This algorithm calculates the p-value when the Anderson-Darling statistic and the number of
samples are given. The p-value is calculated by the interpolation formula (section 4, p.920):
\[
t_m\left ( \alpha \right ) = b_0 + \frac{b_1}{\sqrt m} + \frac{b_2}{m}
\]
where the coefficients for each α are calculated by OLS regression using data in Table 1.
m is the total number of samples minus 1.
We use a two-step procedure to interpolate the data in Table 1.
In the first step, the dependent
variables are
1/\sqrt(m) and
1/m, where
m = 1, ... 10, 1000000. The
independent variable is statistics corresponding to upper percentiles
0.25, 0.1, 0.05, 0.025, 0.01. The prediction values corresponding to actual number of samples
minus 1 are stored. Therefore there are 5 OLS regressions in this step and 5 prediction values.

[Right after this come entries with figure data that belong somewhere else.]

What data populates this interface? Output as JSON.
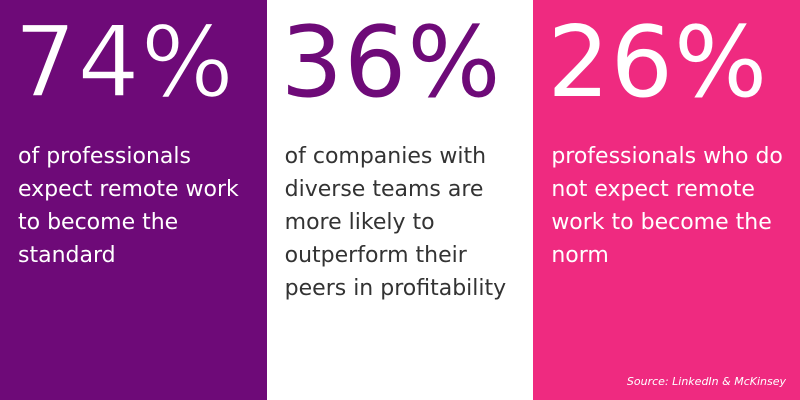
{
  "colors": {
    "purple": "#6e0a78",
    "white": "#ffffff",
    "pink": "#ef2a80",
    "dark_text": "#333333"
  },
  "stats": [
    {
      "value": "74%",
      "description": "of professionals expect remote work to become the standard"
    },
    {
      "value": "36%",
      "description": "of companies with diverse teams are more likely to outperform their peers in profitability"
    },
    {
      "value": "26%",
      "description": "professionals who do not expect remote work to become the norm"
    }
  ],
  "source": "Source: LinkedIn & McKinsey"
}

In the second step, the dependent variables are 5 predictions and their squares, and the
independent variables are the p-values
{0.25,0.1,0.05,0.025,0.01}. The p-value corresponding
to the actual statistics
tm is predicted by the linear regression model
tm(\alpha)
= b0+b1/\sqrt(m)+b2/m.
The details of this step is not mentioned in the paper. The process of calculating p-value
when the statistics is not in the table is documented by only one sentence in right column
paragraph 3, p. 920: "Similarly, one could interpolate and even extrapolate p-value for the
observed Anderson-Darling statistic; see Section 7 for an example." The author suggests using
linear extrapolation. We use the second order extrapolation for two reasons:
1) By regressing the p-values against the statistics in Table 1. We found that the
coefficient of the second order term is significant in most cases and the R square value is
higher than the regression which only include the first order term. This indicates by
including the second order term, the extrapolation is more accurate. Take m=1 as an example:
the p-value of the second order coefficient is 0.03352. The corresponding R square 0.9994.
On the other hand the R square of regression which only includes the first order term is 0.9939.
2) The R program includes also the second order term.